L’article 1er propose en premier lieu de modifier la définition du licenciement économique. La rédaction actuellement en vigueur de l’article L. 1233-3 du code du travail permet aux employeurs de fonder les licenciements qu’ils envisagent sur le motif économique de la sauvegarde de la compétitivité (y compris par anticipation des évolutions hypothétiques du secteur), difficilement récusable. Ce prétexte sous-tend actuellement près de 80 % des licenciements pour motif économique, quand bien même l’entreprise ne rencontre aucune difficulté économique ou financière majeure. L’article 1er restreint à trois le nombre de cas dans lesquels un employeur peut légitimement envisager un licenciement pour motif économique : en cas de cessation d’activité, de difficultés économiques (dont l’employeur doit faire la preuve) ou de mutation technologiques. Parallèlement l’employeur devra justifier de manière précise les mesures qu’il aura prises pour limiter le nombre de suppressions d’emplois. On passe donc d’une situation de quasi impunité à une obligation de sincérité, de loyauté de la part de l’employeur sur la situation économique et financière de l’entreprise, tant de ses employés que de la justice si ces derniers viennent à contester la procédure de licenciement ou les plans de suppression d’emploi (quelle que soit la forme qu’ils prennent : départs volontaires, non-remplacement, etc.).

L’article 2 interdit les licenciements abusifs sans cause réelle et sérieuse. Il précise l’article L. 1233-2 du code du travail en indiquant que tout licenciement pour motif économique est dépourvu de cause réelle et sérieuse dès lors que l’entreprise a constitué des réserves ou réalisé un résultat net ou un résultat d’exploitation dont le solde a été positif au cours des 2 derniers exercices comptables, a distribué des dividendes, des stocks option ou des actions gratuites, ou procédé à une opération de rachat d’actions. Cet article est la reprise de l’article premier de la proposition de loi des sénateurs communistes, votée par l’ensemble de la gauche sénatoriale en février dernier.

L’article 3 prévoit le remboursement des aides publiques lorsque le licenciement pour motif économique aura été jugé sans cause réelle et sérieuse.
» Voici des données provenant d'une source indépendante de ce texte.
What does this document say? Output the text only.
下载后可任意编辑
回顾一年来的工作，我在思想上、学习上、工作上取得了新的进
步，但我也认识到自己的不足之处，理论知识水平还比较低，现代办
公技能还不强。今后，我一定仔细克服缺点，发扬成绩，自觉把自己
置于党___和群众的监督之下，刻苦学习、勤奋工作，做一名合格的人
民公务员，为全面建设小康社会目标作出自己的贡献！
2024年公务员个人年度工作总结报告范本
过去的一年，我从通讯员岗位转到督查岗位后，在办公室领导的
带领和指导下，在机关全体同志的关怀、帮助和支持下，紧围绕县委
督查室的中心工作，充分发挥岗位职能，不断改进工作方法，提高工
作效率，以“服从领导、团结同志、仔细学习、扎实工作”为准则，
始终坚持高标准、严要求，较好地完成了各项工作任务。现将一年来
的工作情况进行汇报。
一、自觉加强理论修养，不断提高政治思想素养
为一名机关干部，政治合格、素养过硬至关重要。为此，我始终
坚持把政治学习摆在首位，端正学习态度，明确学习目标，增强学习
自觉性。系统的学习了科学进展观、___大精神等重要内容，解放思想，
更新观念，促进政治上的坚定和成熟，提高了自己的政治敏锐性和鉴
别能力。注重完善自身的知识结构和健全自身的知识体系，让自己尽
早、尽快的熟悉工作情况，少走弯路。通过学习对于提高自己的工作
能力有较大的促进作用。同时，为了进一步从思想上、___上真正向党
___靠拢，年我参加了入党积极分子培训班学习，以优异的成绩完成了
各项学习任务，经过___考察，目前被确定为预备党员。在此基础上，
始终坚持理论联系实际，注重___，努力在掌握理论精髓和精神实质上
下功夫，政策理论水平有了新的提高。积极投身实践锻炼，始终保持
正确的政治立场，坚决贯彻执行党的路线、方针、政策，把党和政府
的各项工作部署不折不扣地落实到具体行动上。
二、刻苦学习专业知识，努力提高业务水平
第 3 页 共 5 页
L’entreprise se verra condamnée à rembourser le montant des exonérations de cotisations sociales dont elle a bénéficié au titre de l’ensemble des salariés initialement concernés par le licenciement ou la suppression d’emplois envisagée. Par ailleurs, l’entreprise perdra le cas échéant le bénéfice ou l’opportunité de bénéficier du Crédit Impôt Recherche (CIR) et du Crédit d’Impôt compétitivité Emploi (CICE) voté en décembre. Enfin le juge pourra ordonner le remboursement de tout ou partie du montant dont aura bénéficié l’entreprise au titre du CIR et du CICE. Cet article reprend l’esprit de l’article 2 de la proposition de loi précitée.
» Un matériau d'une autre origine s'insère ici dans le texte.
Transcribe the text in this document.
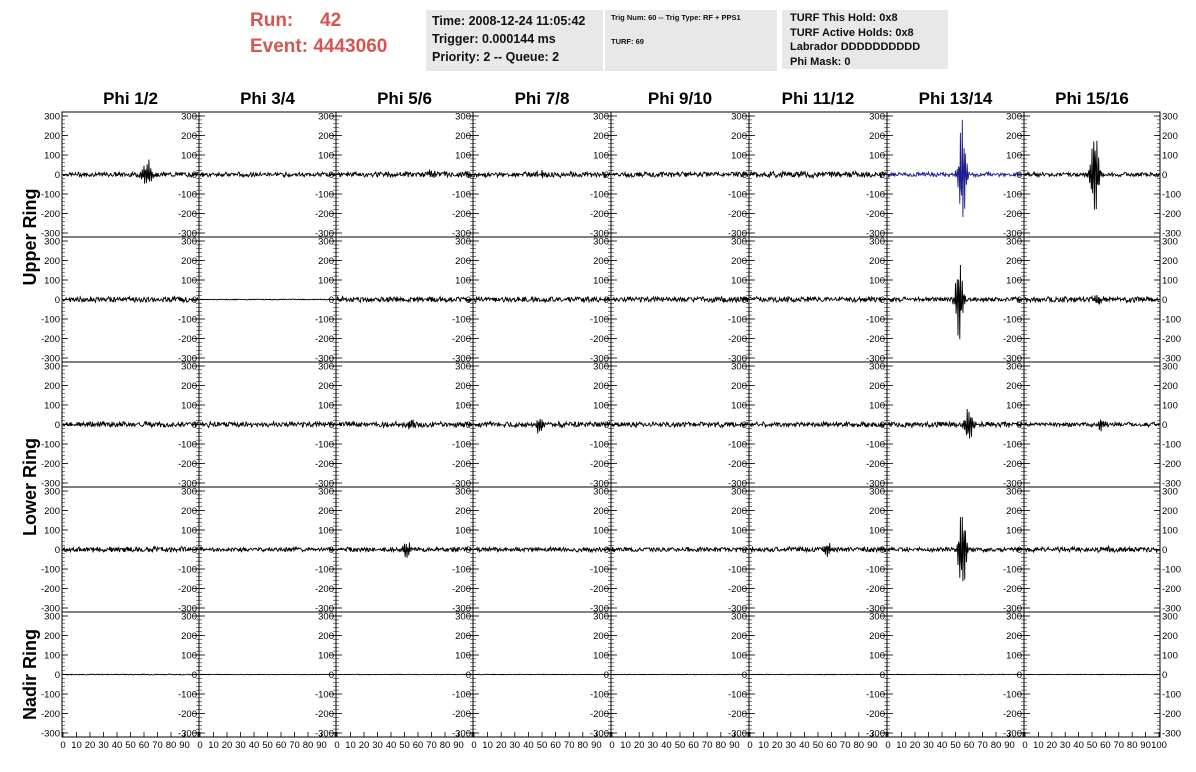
Run: 42
Event: 4443060
Time: 2008-12-24 11:05:42
Trigger: 0.000144 ms
Priority: 2 -- Queue: 2
Trig Num: 60 -- Trig Type: RF + PPS1
TURF: 69
TURF This Hold: 0x8
TURF Active Holds: 0x8
Labrador DDDDDDDDDD
Phi Mask: 0
Phi 1/2	Phi 3/4	Phi 5/6	Phi 7/8	Phi 9/10	Phi 11/12	Phi 13/14	Phi 15/16
Upper Ring
Lower Ring
Nadir Ring
300
200
100
0
-100
-200
-300
300
200
100
0
-100
-200
-300
300
200
100
0
-100
-200
-300
300
200
100
0
-100
-200
-300
300
200
100
0
-100
-200
-300
300
200
100
0
-100
-200
-300
300
200
100
0
-100
-200
-300
300	300
200	200
100	100
0	0
-100	-100
-200	-200
-300	-300
300
200
100
0
-100
-200
-300
300
200
100
0
-100
-200
-300
300
200
100
0
-100
-200
-300
300
200
100
0
-100
-200
-300
300
200
100
0
-100
-200
-300
300
200
100
0
-100
-200
-300
300
200
100
0
-100
-200
-300
300	300
200	200
100	100
0	0
-100	-100
-200	-200
-300	-300
300
200
100
0
-100
-200
-300
300
200
100
0
-100
-200
-300
300
200
100
0
-100
-200
-300
300
200
100
0
-100
-200
-300
300
200
100
0
-100
-200
-300
300
200
100
0
-100
-200
-300
300
200
100
0
-100
-200
-300
300	300
200	200
100	100
0	0
-100	-100
-200	-200
-300	-300
300
200
100
0
-100
-200
-300
300
200
100
0
-100
-200
-300
300
200
100
0
-100
-200
-300
300
200
100
0
-100
-200
-300
300
200
100
0
-100
-200
-300
300
200
100
0
-100
-200
-300
300
200
100
0
-100
-200
-300
300	300
200	200
100	100
0	0
-100	-100
-200	-200
-300	-300
300
200
100
0
-100
-200
-300
0 10 20 30 40 50 60 70 80 90
300
200
100
0
-100
-200
-300
0 10 20 30 40 50 60 70 80 90
300
200
100
0
-100
-200
-300
0 10 20 30 40 50 60 70 80 90
300
200
100
0
-100
-200
-300
0 10 20 30 40 50 60 70 80 90
300
200
100
0
-100
-200
-300
0 10 20 30 40 50 60 70 80 90
300
200
100
0
-100
-200
-300
0 10 20 30 40 50 60 70 80 90
300
200
100
0
-100
-200
-300
0 10 20 30 40 50 60 70 80 90
300	300
200	200
100	100
0	0
-100	-100
-200	-200
-300	-300
0 10 20 30 40 50 60 70 80 90 100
L’article 4 introduit la possibilité pour le juge d’apprécier au fond, et non plus seulement sur la forme, les licenciements économiques attaqués. Il pourra ainsi juger du caractère réel et sérieux, et donc de la loyauté, du licenciement. Cette appréciation se fera au niveau de l’entreprise, de l’unité économique et sociale, ou du groupe auquel appartient l’entreprise et devra, en outre, s’assurer que l’employeur a respecté ses obligations en matière de gestion prévisionnelle des emplois et des compétences, ainsi que de la sincérité et de la loyauté de l’information fournie aux représentants du personnel. Le non-respect de ces obligations ou l’insincérité de l’information pourront à eux seul justifier la nullité du licenciement.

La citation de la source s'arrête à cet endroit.